L’analyse économique
La relative stagnation des exportations marocaines s’inscrit dans un contexte mondial complexe, marqué par des tensions persistantes sur les chaînes d’approvisionnement et une concurrence internationale exacerbée. Cependant, cette situation révèle également des défis structurels que le Maroc doit relever pour valoriser pleinement son potentiel exportateur :
- La diversification géographique des marchés reste insuffisante, avec une dépendance encore forte vis-à-vis de l’Europe, alors que les marchés africains et asiatiques offrent d’importantes opportunités de croissance.
- Les contraintes logistiques freinent la compétitivité des produits marocains, avec des coûts de transport élevés et des délais d’acheminement parfois dissuasifs, particulièrement vers l’Afrique subsaharienne.
- L’incertitude financière liée aux risques d’impayés limite l’appétit des exportateurs pour certains marchés émergents, en l’absence de mécanismes de garantie adaptés.
Dans ce contexte, la proposition d’un mécanisme de garantie pour couvrir les risques commerciaux intra-africains apparaît comme particulièrement pertinente.

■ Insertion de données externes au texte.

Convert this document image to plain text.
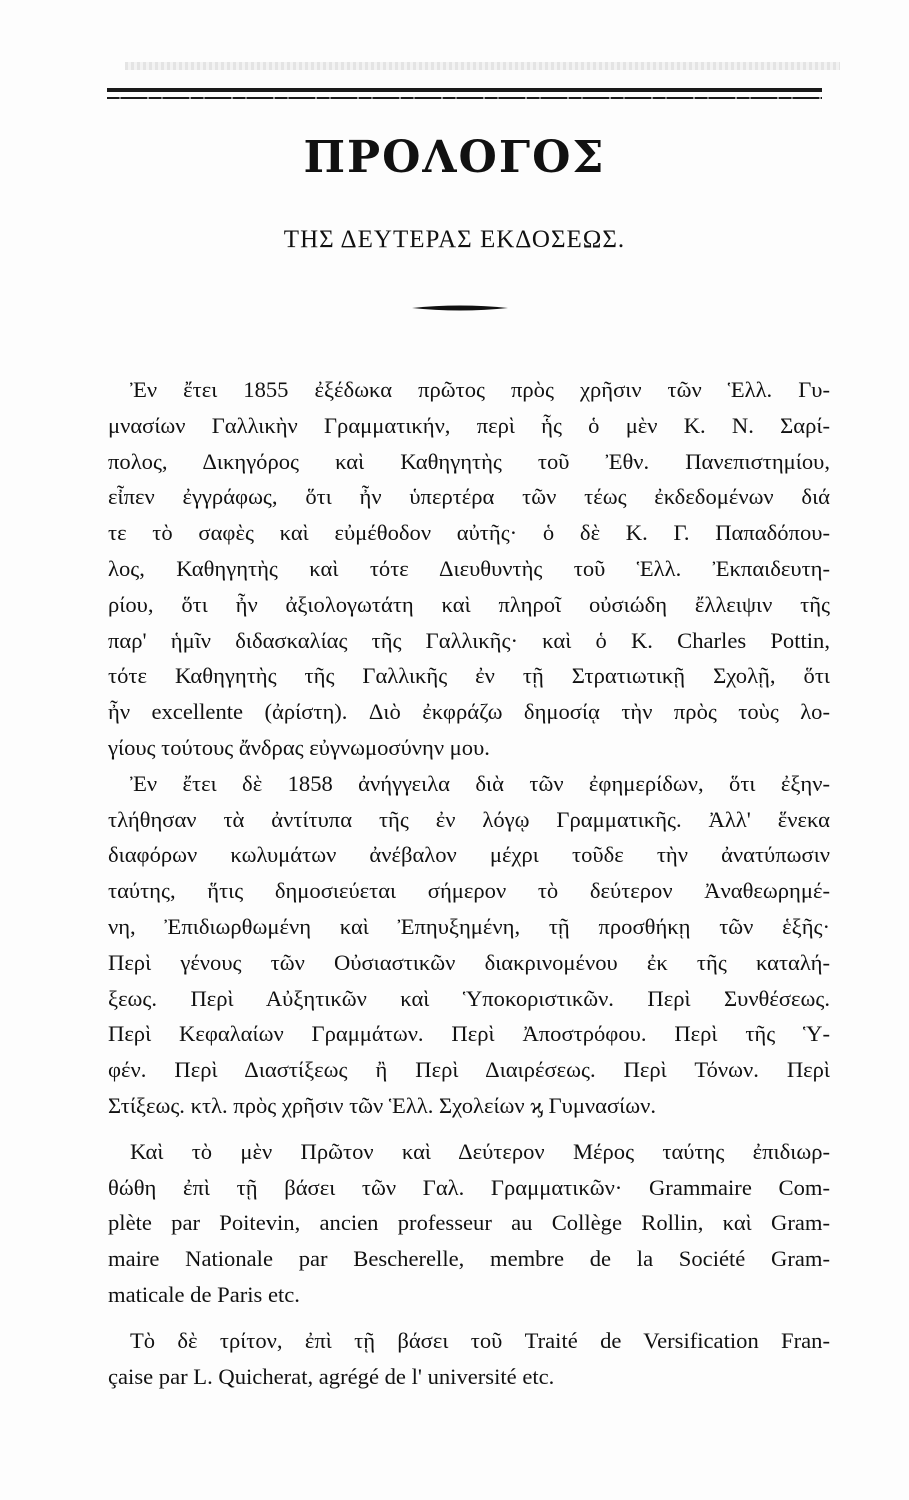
ΠΡΟΛΟΓΟΣ
ΤΗΣ ΔΕΥΤΕΡΑΣ ΕΚΔΟΣΕΩΣ.
Ἐν ἔτει 1855 ἐξέδωκα πρῶτος πρὸς χρῆσιν τῶν Ἑλλ. Γυ-
μνασίων Γαλλικὴν Γραμματικήν, περὶ ἧς ὁ μὲν Κ. Ν. Σαρί-
πολος, Δικηγόρος καὶ Καθηγητὴς τοῦ Ἐθν. Πανεπιστημίου,
εἶπεν ἐγγράφως, ὅτι ἦν ὑπερτέρα τῶν τέως ἐκδεδομένων διά
τε τὸ σαφὲς καὶ εὐμέθοδον αὐτῆς· ὁ δὲ Κ. Γ. Παπαδόπου-
λος, Καθηγητὴς καὶ τότε Διευθυντὴς τοῦ Ἑλλ. Ἐκπαιδευτη-
ρίου, ὅτι ἦν ἀξιολογωτάτη καὶ πληροῖ οὐσιώδη ἔλλειψιν τῆς
παρ' ἡμῖν διδασκαλίας τῆς Γαλλικῆς· καὶ ὁ Κ. Charles Pottin,
τότε Καθηγητὴς τῆς Γαλλικῆς ἐν τῇ Στρατιωτικῇ Σχολῇ, ὅτι
ἦν excellente (ἀρίστη). Διὸ ἐκφράζω δημοσίᾳ τὴν πρὸς τοὺς λο-
γίους τούτους ἄνδρας εὐγνωμοσύνην μου.
Ἐν ἔτει δὲ 1858 ἀνήγγειλα διὰ τῶν ἐφημερίδων, ὅτι ἐξην-
τλήθησαν τὰ ἀντίτυπα τῆς ἐν λόγῳ Γραμματικῆς. Ἀλλ' ἕνεκα
διαφόρων κωλυμάτων ἀνέβαλον μέχρι τοῦδε τὴν ἀνατύπωσιν
ταύτης, ἥτις δημοσιεύεται σήμερον τὸ δεύτερον Ἀναθεωρημέ-
νη, Ἐπιδιωρθωμένη καὶ Ἐπηυξημένη, τῇ προσθήκῃ τῶν ἑξῆς·
Περὶ γένους τῶν Οὐσιαστικῶν διακρινομένου ἐκ τῆς καταλή-
ξεως. Περὶ Αὐξητικῶν καὶ Ὑποκοριστικῶν. Περὶ Συνθέσεως.
Περὶ Κεφαλαίων Γραμμάτων. Περὶ Ἀποστρόφου. Περὶ τῆς Ὑ-
φέν. Περὶ Διαστίξεως ἢ Περὶ Διαιρέσεως. Περὶ Τόνων. Περὶ
Στίξεως. κτλ. πρὸς χρῆσιν τῶν Ἑλλ. Σχολείων ϗ Γυμνασίων.
Καὶ τὸ μὲν Πρῶτον καὶ Δεύτερον Μέρος ταύτης ἐπιδιωρ-
θώθη ἐπὶ τῇ βάσει τῶν Γαλ. Γραμματικῶν· Grammaire Com-
plète par Poitevin, ancien professeur au Collège Rollin, καὶ Gram-
maire Nationale par Bescherelle, membre de la Société Gram-
maticale de Paris etc.
Τὸ δὲ τρίτον, ἐπὶ τῇ βάσει τοῦ Traité de Versification Fran-
çaise par L. Quicherat, agrégé de l' université etc.
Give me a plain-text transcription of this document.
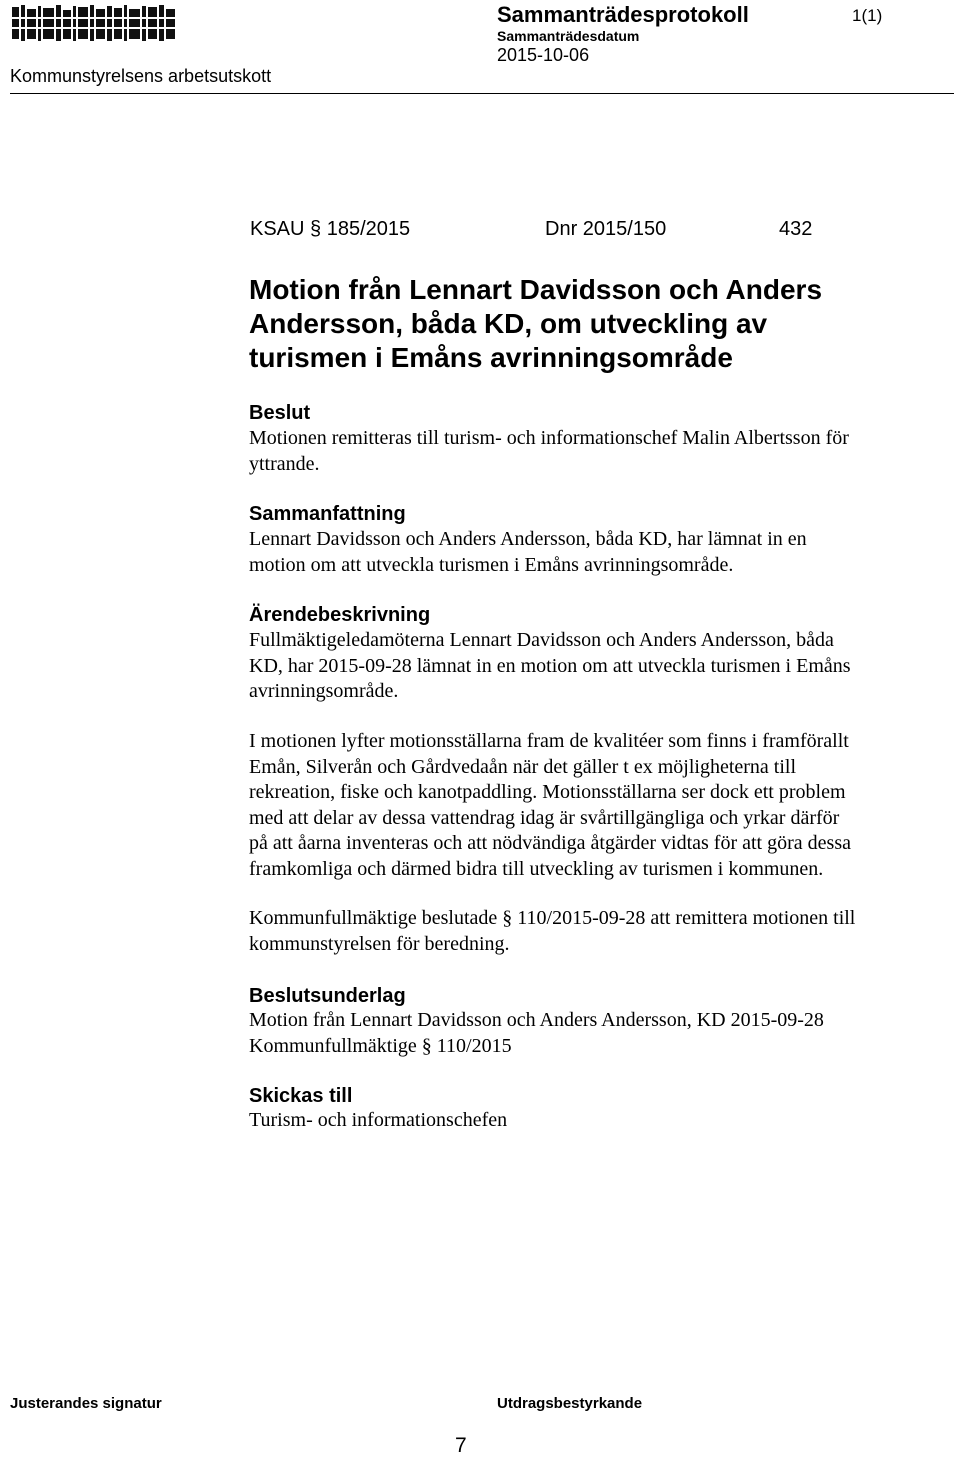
Sammanträdesprotokoll	1(1)
Sammanträdesdatum
2015-10-06
Kommunstyrelsens arbetsutskott
KSAU § 185/2015	Dnr 2015/150	432
Motion från Lennart Davidsson och Anders
Andersson, båda KD, om utveckling av
turismen i Emåns avrinningsområde
Beslut
Motionen remitteras till turism- och informationschef Malin Albertsson för
yttrande.
Sammanfattning
Lennart Davidsson och Anders Andersson, båda KD, har lämnat in en
motion om att utveckla turismen i Emåns avrinningsområde.
Ärendebeskrivning
Fullmäktigeledamöterna Lennart Davidsson och Anders Andersson, båda
KD, har 2015-09-28 lämnat in en motion om att utveckla turismen i Emåns
avrinningsområde.
I motionen lyfter motionsställarna fram de kvalitéer som finns i framförallt
Emån, Silverån och Gårdvedaån när det gäller t ex möjligheterna till
rekreation, fiske och kanotpaddling. Motionsställarna ser dock ett problem
med att delar av dessa vattendrag idag är svårtillgängliga och yrkar därför
på att åarna inventeras och att nödvändiga åtgärder vidtas för att göra dessa
framkomliga och därmed bidra till utveckling av turismen i kommunen.
Kommunfullmäktige beslutade § 110/2015-09-28 att remittera motionen till
kommunstyrelsen för beredning.
Beslutsunderlag
Motion från Lennart Davidsson och Anders Andersson, KD 2015-09-28
Kommunfullmäktige § 110/2015
Skickas till
Turism- och informationschefen
Justerandes signatur	Utdragsbestyrkande
7
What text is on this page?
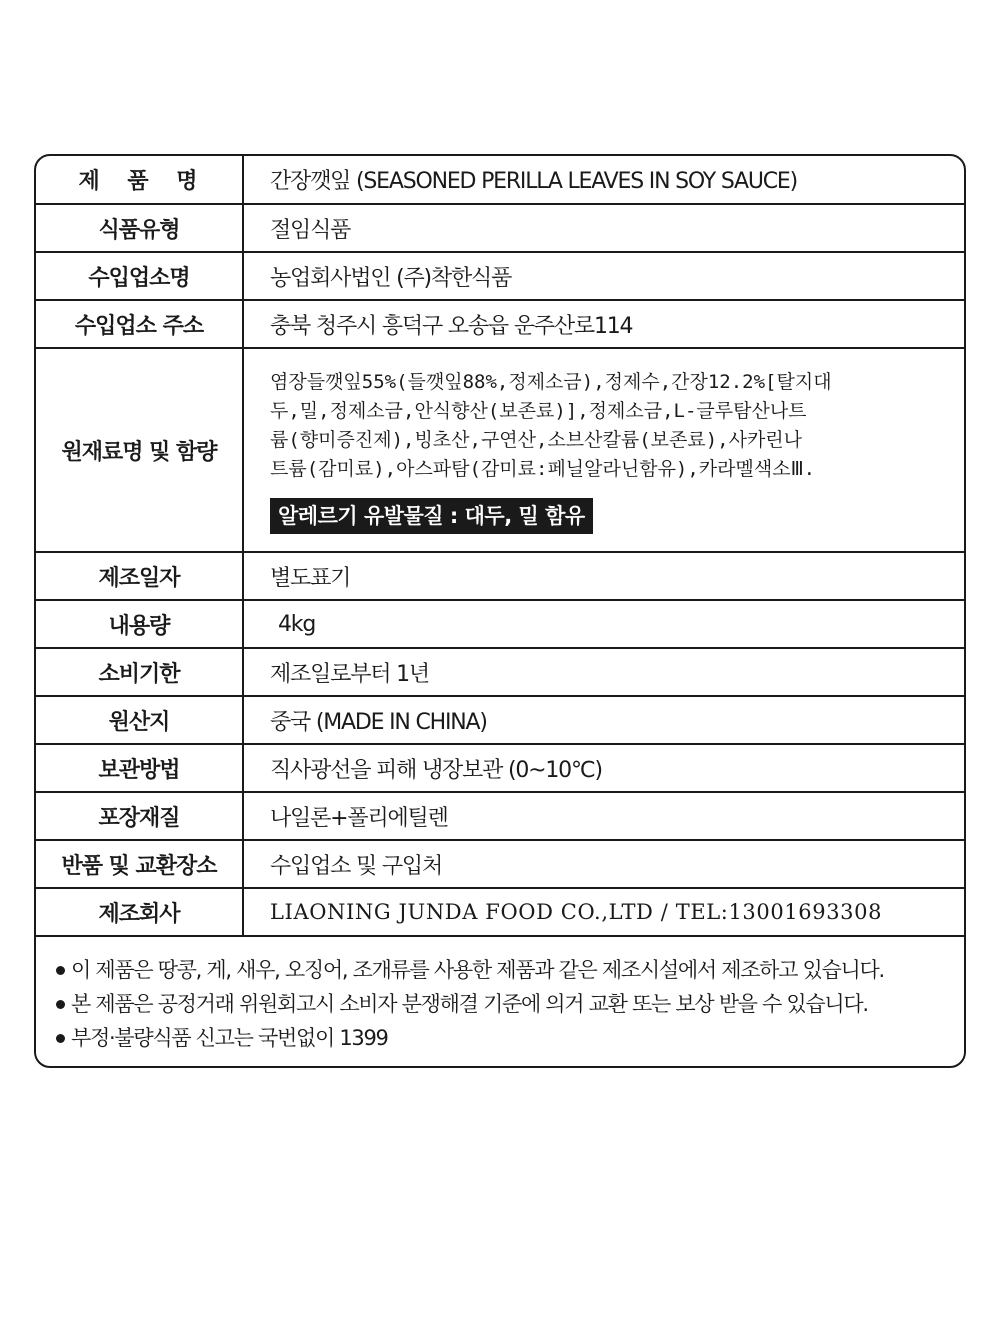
제 품 명	간장깻잎 (SEASONED PERILLA LEAVES IN SOY SAUCE)
식품유형	절임식품
수입업소명	농업회사법인 (주)착한식품
수입업소 주소	충북 청주시 흥덕구 오송읍 운주산로114
원재료명 및 함량	염장들깻잎55%(들깻잎88%,정제소금),정제수,간장12.2%[탈지대
두,밀,정제소금,안식향산(보존료)],정제소금,L-글루탐산나트
륨(향미증진제),빙초산,구연산,소브산칼륨(보존료),사카린나
트륨(감미료),아스파탐(감미료:페닐알라닌함유),카라멜색소Ⅲ.
알레르기 유발물질 : 대두, 밀 함유
제조일자	별도표기
내용량	4kg
소비기한	제조일로부터 1년
원산지	중국 (MADE IN CHINA)
보관방법	직사광선을 피해 냉장보관 (0~10℃)
포장재질	나일론+폴리에틸렌
반품 및 교환장소	수입업소 및 구입처
제조회사	LIAONING JUNDA FOOD CO.,LTD / TEL:13001693308
이 제품은 땅콩, 게, 새우, 오징어, 조개류를 사용한 제품과 같은 제조시설에서 제조하고 있습니다.
본 제품은 공정거래 위원회고시 소비자 분쟁해결 기준에 의거 교환 또는 보상 받을 수 있습니다.
부정·불량식품 신고는 국번없이 1399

Cette initiative s’inscrirait parfaitement dans le cadre de la Zone de Libre-Échange Continentale Africaine (ZLECAf), dont le Maroc est signataire, et pourrait constituer un levier stratégique pour concrétiser les ambitions du Royaume en matière de coopération Sud-Sud.
Par ailleurs, l’amélioration des performances à l’export passe nécessairement par un renforcement des capacités des PME marocaines, qui constituent la majeure partie du tissu économique national. Ces entreprises ont besoin d’un accompagnement spécifique pour naviguer dans la complexité des marchés internationaux, qu’il s’agisse d’aspects réglementaires, logistiques ou commerciaux.
Le PLF 2026 gagnerait donc à intégrer des mesures ciblées pour stimuler les exportations, telles que des incitations fiscales renforcées, des subventions pour la participation aux salons internationaux, ou encore des programmes de formation dédiés aux techniques du commerce international. Ces initiatives permettraient de transformer le potentiel latent des entreprises marocaines en flux commerciaux concrets, générant ainsi des retombées positives en termes d’emploi et de balance commerciale.
Le mot de la rédaction
Le développement des exportations représente un enjeu stratégique pour l’économie marocaine, capable de transformer les succès industriels en rayonnement international et en création de valeur durable. L’équipe GUATBI reste convaincue que les atouts intrinsèques du Royaume, couplés à des politiques publiques innovantes, permettront de relever ce défi dans les années à venir.